We are not a news service. We seek rigorous, reflective, and often regional journalism, combining in-depth analysis with creative expression. We are looking for stories that show the interconnectedness of issues across our region, as well as very localized stories told with a larger impact in mind. Our content includes Long-form Reportage, Political Analysis, Essays, Opinion, Interviews, Profiles, Fiction, Poetry, Photo Essays, and Artwork. We welcome writing in English and regional languages like Assamese, Karbi, and Bodo to truly reflect the region’s diversity.

We are interested in stories we don’t yet know—and new ways of looking at old stories—as long as they are explored thoughtfully and in depth. Your pieces must be accessible; our readership is diverse, so articles should engage specialists but also inform non-specialists and general readers. Furthermore, don’t be constrained by the serious pieces already on the site; we encourage ‘meaningless’ contributions that explore joy, absurdity, and the non-obvious. What we generally DO NOT publish are standard news or feature stories (the kind found in daily newspapers), writing dense in academic jargon meant for a niche audience, and Plagiarized or AI-Generated Content (see our specific policy below).

Pitching Your Idea

We invite writers to pitch ideas via email at talk@lamjai.in or through our Contact Page. We discourage one-line pitches; you must tell us why we should be interested in the article you are proposing. Pitches should be 300-600 words and must introduce the proposed article, its main arguments or narrative, and a tentative outline. Please send links (no more than three) to your previously published articles or writing samples, especially any examples of long-form writing. Writers submitting completed articles may attach the draft as a Word document.

Regarding length, we rarely publish articles shorter than 1200 words, with most articles ranging between 2000 and 4000 words. We occasionally publish pieces that exceed 4000 words, but only if the content fully justifies the length. While we do accept pieces that have been submitted simultaneously to other publications, you must alert us to this while pitching. If a piece is accepted for publication by lamjai.in, it must be immediately withdrawn from all other publications.

Editorial Process

We are a small team, and while we try to inform you of all publishing decisions, please be patient. If you do not hear from us within two weeks of sending in your pitch, please assume that we will not be taking it on. Once a piece is submitted, please send your drafts as Word documents—not PDFs or Google Docs links.

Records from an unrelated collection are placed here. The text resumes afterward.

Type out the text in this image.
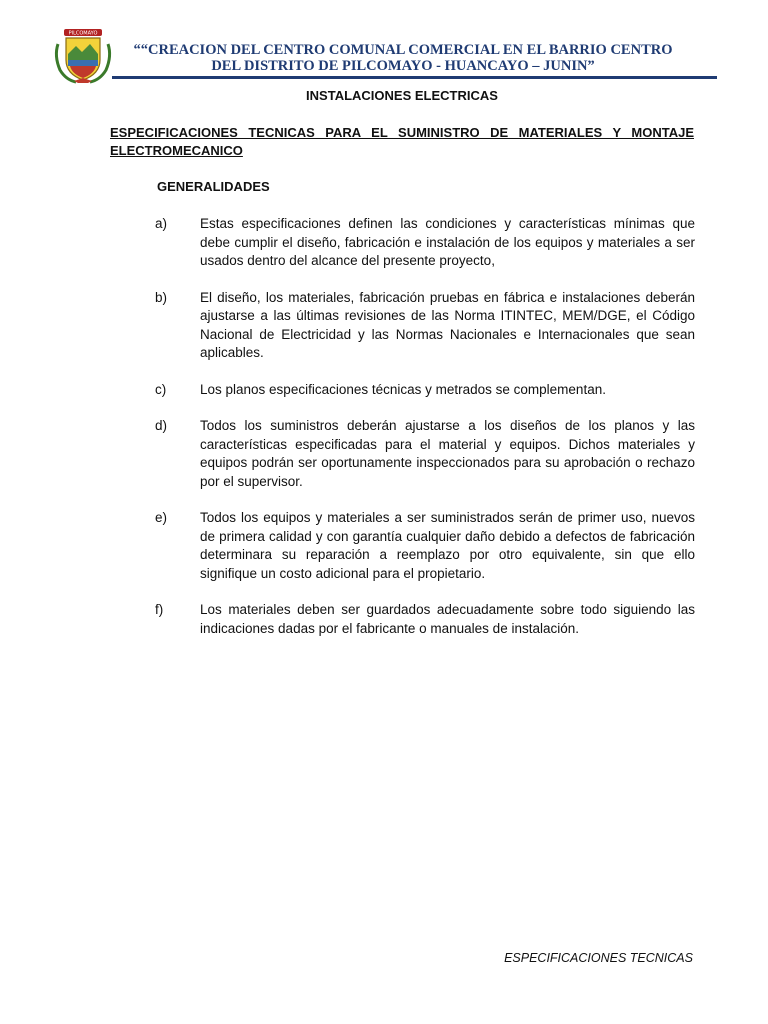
PILCOMAYO
““CREACION DEL CENTRO COMUNAL COMERCIAL EN EL BARRIO CENTRO DEL DISTRITO DE PILCOMAYO - HUANCAYO – JUNIN”
INSTALACIONES ELECTRICAS
ESPECIFICACIONES TECNICAS PARA EL SUMINISTRO DE MATERIALES Y MONTAJE ELECTROMECANICO
GENERALIDADES
a)	Estas especificaciones definen las condiciones y características mínimas que debe cumplir el diseño, fabricación e instalación de los equipos y materiales a ser usados dentro del alcance del presente proyecto,
b)	El diseño, los materiales, fabricación pruebas en fábrica e instalaciones deberán ajustarse a las últimas revisiones de las Norma ITINTEC, MEM/DGE, el Código Nacional de Electricidad y las Normas Nacionales e Internacionales que sean aplicables.
c)	Los planos especificaciones técnicas y metrados se complementan.
d)	Todos los suministros deberán ajustarse a los diseños de los planos y las características especificadas para el material y equipos. Dichos materiales y equipos podrán ser oportunamente inspeccionados para su aprobación o rechazo por el supervisor.
e)	Todos los equipos y materiales a ser suministrados serán de primer uso, nuevos de primera calidad y con garantía cualquier daño debido a defectos de fabricación determinara su reparación a reemplazo por otro equivalente, sin que ello signifique un costo adicional para el propietario.
f)	Los materiales deben ser guardados adecuadamente sobre todo siguiendo las indicaciones dadas por el fabricante o manuales de instalación.
ESPECIFICACIONES TECNICAS
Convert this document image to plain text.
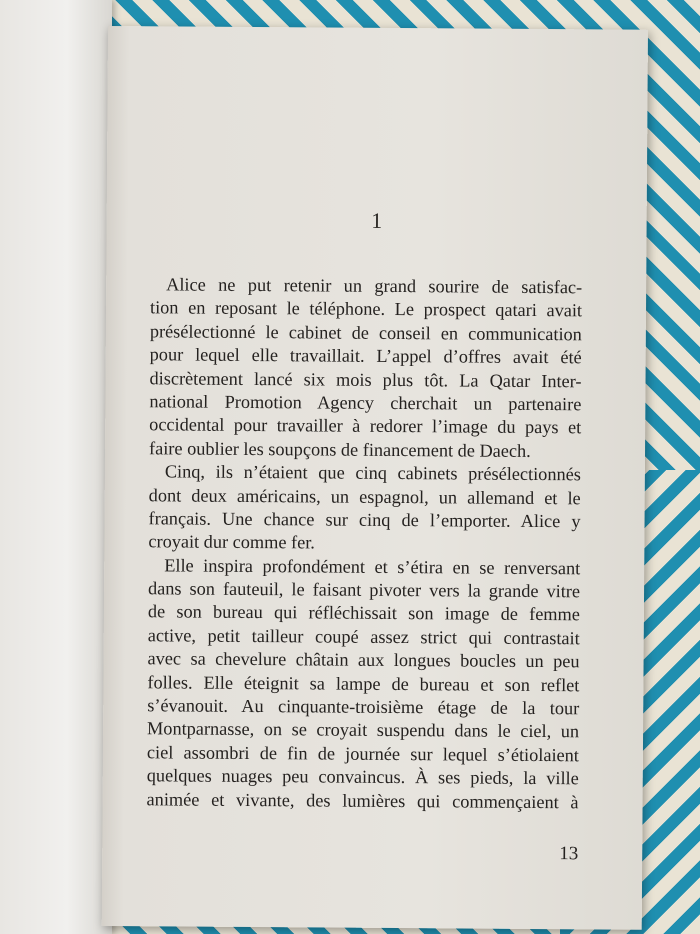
1
Alice ne put retenir un grand sourire de satisfac-
tion en reposant le téléphone. Le prospect qatari avait
présélectionné le cabinet de conseil en communication
pour lequel elle travaillait. L’appel d’offres avait été
discrètement lancé six mois plus tôt. La Qatar Inter-
national Promotion Agency cherchait un partenaire
occidental pour travailler à redorer l’image du pays et
faire oublier les soupçons de financement de Daech.
Cinq, ils n’étaient que cinq cabinets présélectionnés
dont deux américains, un espagnol, un allemand et le
français. Une chance sur cinq de l’emporter. Alice y
croyait dur comme fer.
Elle inspira profondément et s’étira en se renversant
dans son fauteuil, le faisant pivoter vers la grande vitre
de son bureau qui réfléchissait son image de femme
active, petit tailleur coupé assez strict qui contrastait
avec sa chevelure châtain aux longues boucles un peu
folles. Elle éteignit sa lampe de bureau et son reflet
s’évanouit. Au cinquante-troisième étage de la tour
Montparnasse, on se croyait suspendu dans le ciel, un
ciel assombri de fin de journée sur lequel s’étiolaient
quelques nuages peu convaincus. À ses pieds, la ville
animée et vivante, des lumières qui commençaient à
13
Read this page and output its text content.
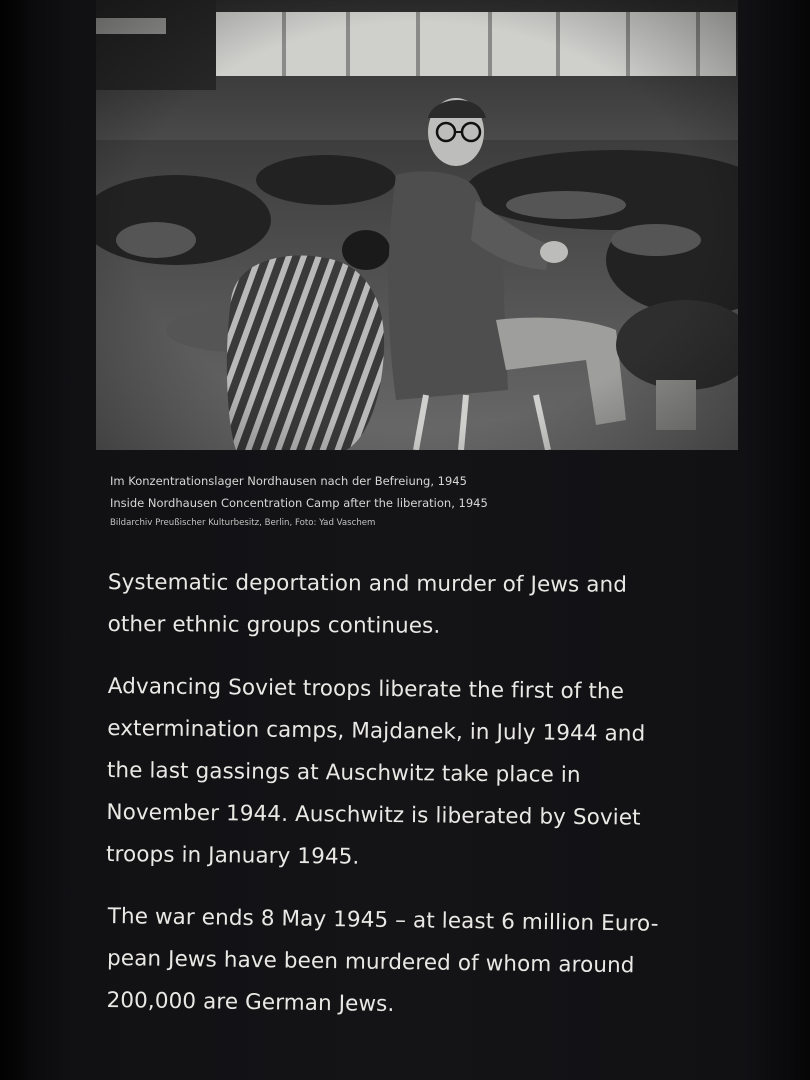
Im Konzentrationslager Nordhausen nach der Befreiung, 1945
Inside Nordhausen Concentration Camp after the liberation, 1945
Bildarchiv Preußischer Kulturbesitz, Berlin, Foto: Yad Vaschem

Systematic deportation and murder of Jews and
other ethnic groups continues.

Advancing Soviet troops liberate the first of the
extermination camps, Majdanek, in July 1944 and
the last gassings at Auschwitz take place in
November 1944. Auschwitz is liberated by Soviet
troops in January 1945.

The war ends 8 May 1945 – at least 6 million Euro-
pean Jews have been murdered of whom around
200,000 are German Jews.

Our editorial process is rigorous. We focus on strengthening the argument, clarifying the structure, and ensuring the piece is as strong as possible, and all substantive changes are referred back to the writer at each stage. Every article is fact-checked as a matter of rigour (not mistrust!) and proofed before publication. The answer to “When is it coming out?” is—when we feel it will work. Our publication schedule is often planned weeks in advance, so articles that are limited by news-related deadlines are probably not suitable for us.

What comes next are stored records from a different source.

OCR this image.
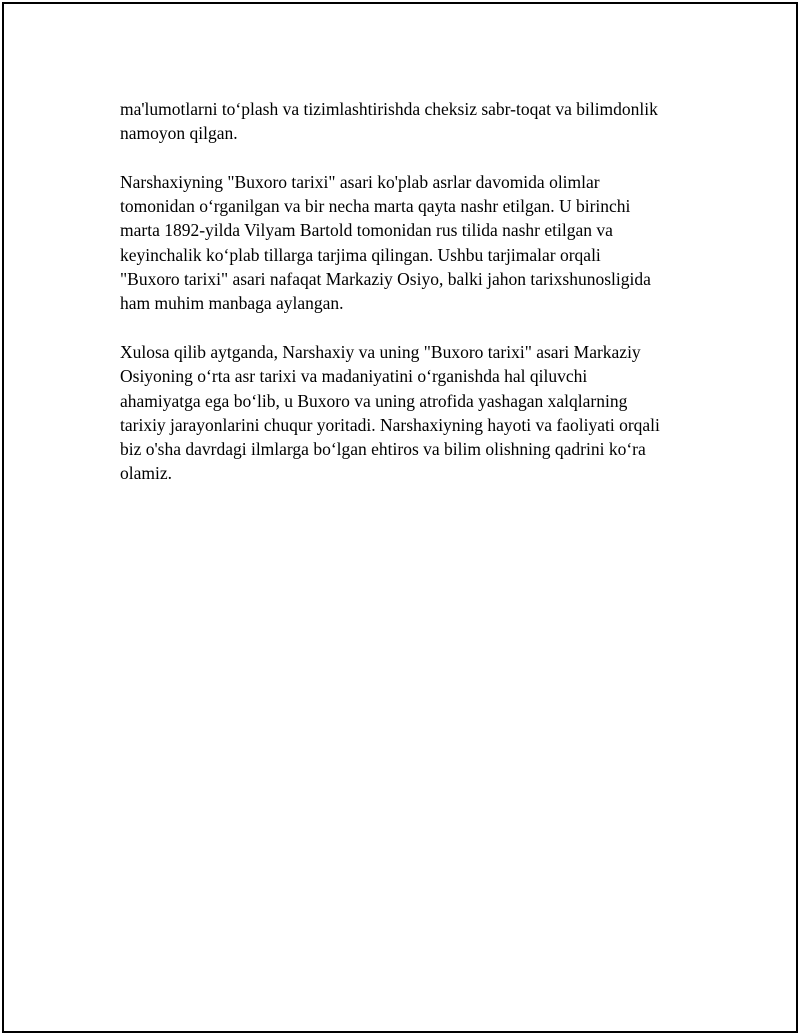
ma'lumotlarni to‘plash va tizimlashtirishda cheksiz sabr-toqat va bilimdonlik
namoyon qilgan.

Narshaxiyning "Buxoro tarixi" asari ko'plab asrlar davomida olimlar
tomonidan o‘rganilgan va bir necha marta qayta nashr etilgan. U birinchi
marta 1892-yilda Vilyam Bartold tomonidan rus tilida nashr etilgan va
keyinchalik ko‘plab tillarga tarjima qilingan. Ushbu tarjimalar orqali
"Buxoro tarixi" asari nafaqat Markaziy Osiyo, balki jahon tarixshunosligida
ham muhim manbaga aylangan.

Xulosa qilib aytganda, Narshaxiy va uning "Buxoro tarixi" asari Markaziy
Osiyoning o‘rta asr tarixi va madaniyatini o‘rganishda hal qiluvchi
ahamiyatga ega bo‘lib, u Buxoro va uning atrofida yashagan xalqlarning
tarixiy jarayonlarini chuqur yoritadi. Narshaxiyning hayoti va faoliyati orqali
biz o'sha davrdagi ilmlarga bo‘lgan ehtiros va bilim olishning qadrini ko‘ra
olamiz.
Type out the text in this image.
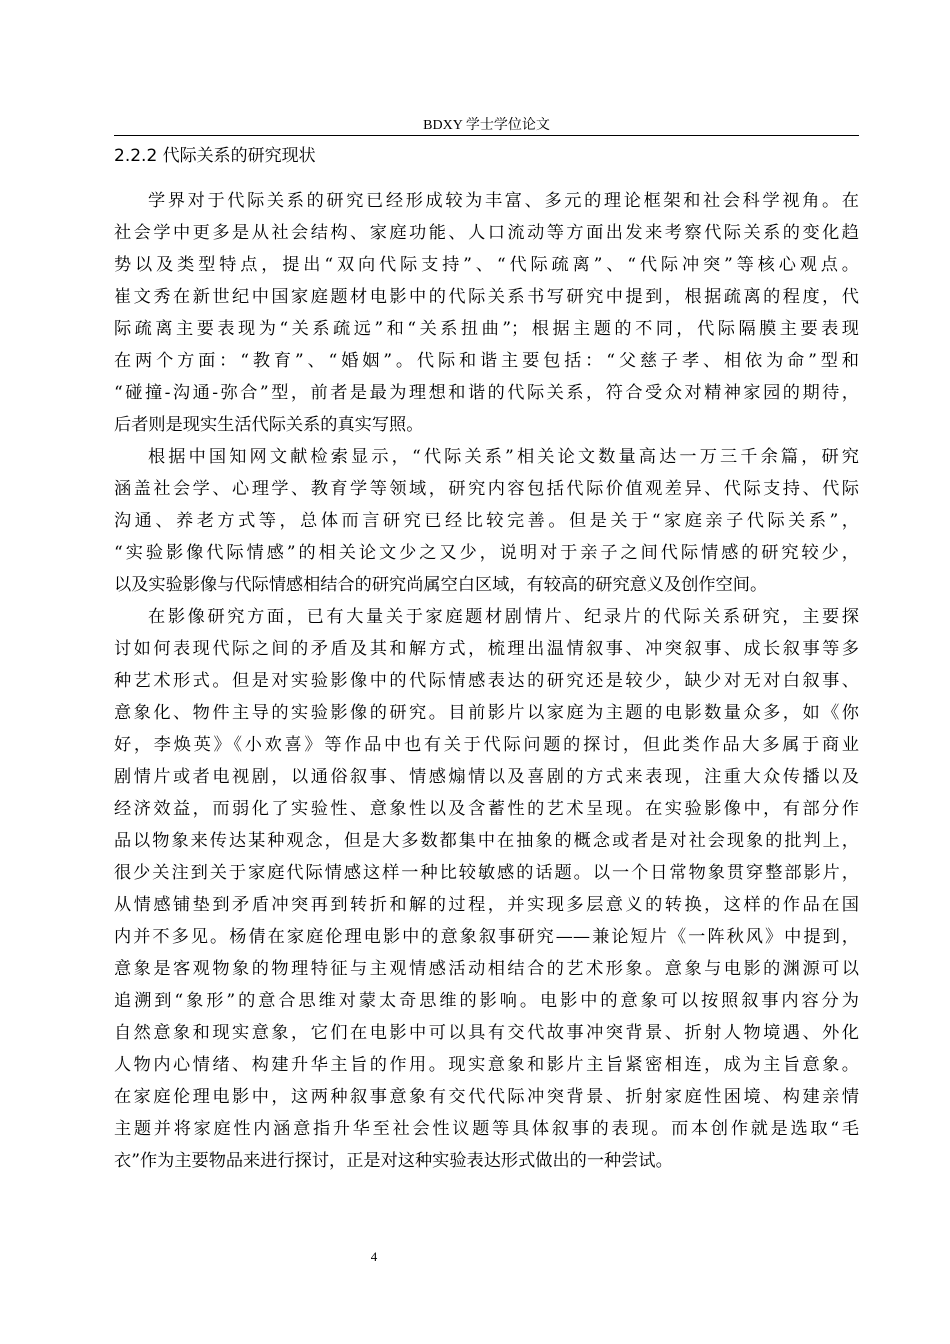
BDXY 学士学位论文
2.2.2 代际关系的研究现状
学界对于代际关系的研究已经形成较为丰富、多元的理论框架和社会科学视角。在
社会学中更多是从社会结构、家庭功能、人口流动等方面出发来考察代际关系的变化趋
势以及类型特点，提出“双向代际支持”、“代际疏离”、“代际冲突”等核心观点。
崔文秀在新世纪中国家庭题材电影中的代际关系书写研究中提到，根据疏离的程度，代
际疏离主要表现为“关系疏远”和“关系扭曲”；根据主题的不同，代际隔膜主要表现
在两个方面：“教育”、“婚姻”。代际和谐主要包括：“父慈子孝、相依为命”型和
“碰撞-沟通-弥合”型，前者是最为理想和谐的代际关系，符合受众对精神家园的期待，
后者则是现实生活代际关系的真实写照。
根据中国知网文献检索显示，“代际关系”相关论文数量高达一万三千余篇，研究
涵盖社会学、心理学、教育学等领域，研究内容包括代际价值观差异、代际支持、代际
沟通、养老方式等，总体而言研究已经比较完善。但是关于“家庭亲子代际关系”，
“实验影像代际情感”的相关论文少之又少，说明对于亲子之间代际情感的研究较少，
以及实验影像与代际情感相结合的研究尚属空白区域，有较高的研究意义及创作空间。
在影像研究方面，已有大量关于家庭题材剧情片、纪录片的代际关系研究，主要探
讨如何表现代际之间的矛盾及其和解方式，梳理出温情叙事、冲突叙事、成长叙事等多
种艺术形式。但是对实验影像中的代际情感表达的研究还是较少，缺少对无对白叙事、
意象化、物件主导的实验影像的研究。目前影片以家庭为主题的电影数量众多，如《你
好，李焕英》《小欢喜》等作品中也有关于代际问题的探讨，但此类作品大多属于商业
剧情片或者电视剧，以通俗叙事、情感煽情以及喜剧的方式来表现，注重大众传播以及
经济效益，而弱化了实验性、意象性以及含蓄性的艺术呈现。在实验影像中，有部分作
品以物象来传达某种观念，但是大多数都集中在抽象的概念或者是对社会现象的批判上，
很少关注到关于家庭代际情感这样一种比较敏感的话题。以一个日常物象贯穿整部影片，
从情感铺垫到矛盾冲突再到转折和解的过程，并实现多层意义的转换，这样的作品在国
内并不多见。杨倩在家庭伦理电影中的意象叙事研究——兼论短片《一阵秋风》中提到，
意象是客观物象的物理特征与主观情感活动相结合的艺术形象。意象与电影的渊源可以
追溯到“象形”的意合思维对蒙太奇思维的影响。电影中的意象可以按照叙事内容分为
自然意象和现实意象，它们在电影中可以具有交代故事冲突背景、折射人物境遇、外化
人物内心情绪、构建升华主旨的作用。现实意象和影片主旨紧密相连，成为主旨意象。
在家庭伦理电影中，这两种叙事意象有交代代际冲突背景、折射家庭性困境、构建亲情
主题并将家庭性内涵意指升华至社会性议题等具体叙事的表现。而本创作就是选取“毛
衣”作为主要物品来进行探讨，正是对这种实验表达形式做出的一种尝试。
4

Plagiarism and AI-Generated Content Policy

lamjai.in is dedicated to bold, original journalism and analysis. We follow a zero-tolerance policy for plagiarism and AI-generated content. We define plagiarism as using another individual’s work without proper attribution or consent. This includes: using material from external sources without credit, reusing prose from any other published or unpublished work (including your own prior work) without due acknowledgement, and presenting any work translated from another language as your own without acknowledgment. Crucially, this also includes using AI chatbots, writing tools, or auto-generative systems to produce content or analysis. All submissions will be run through automatic plagiarism checkers and AI-content detectors, and manually fact-checked prior to publication.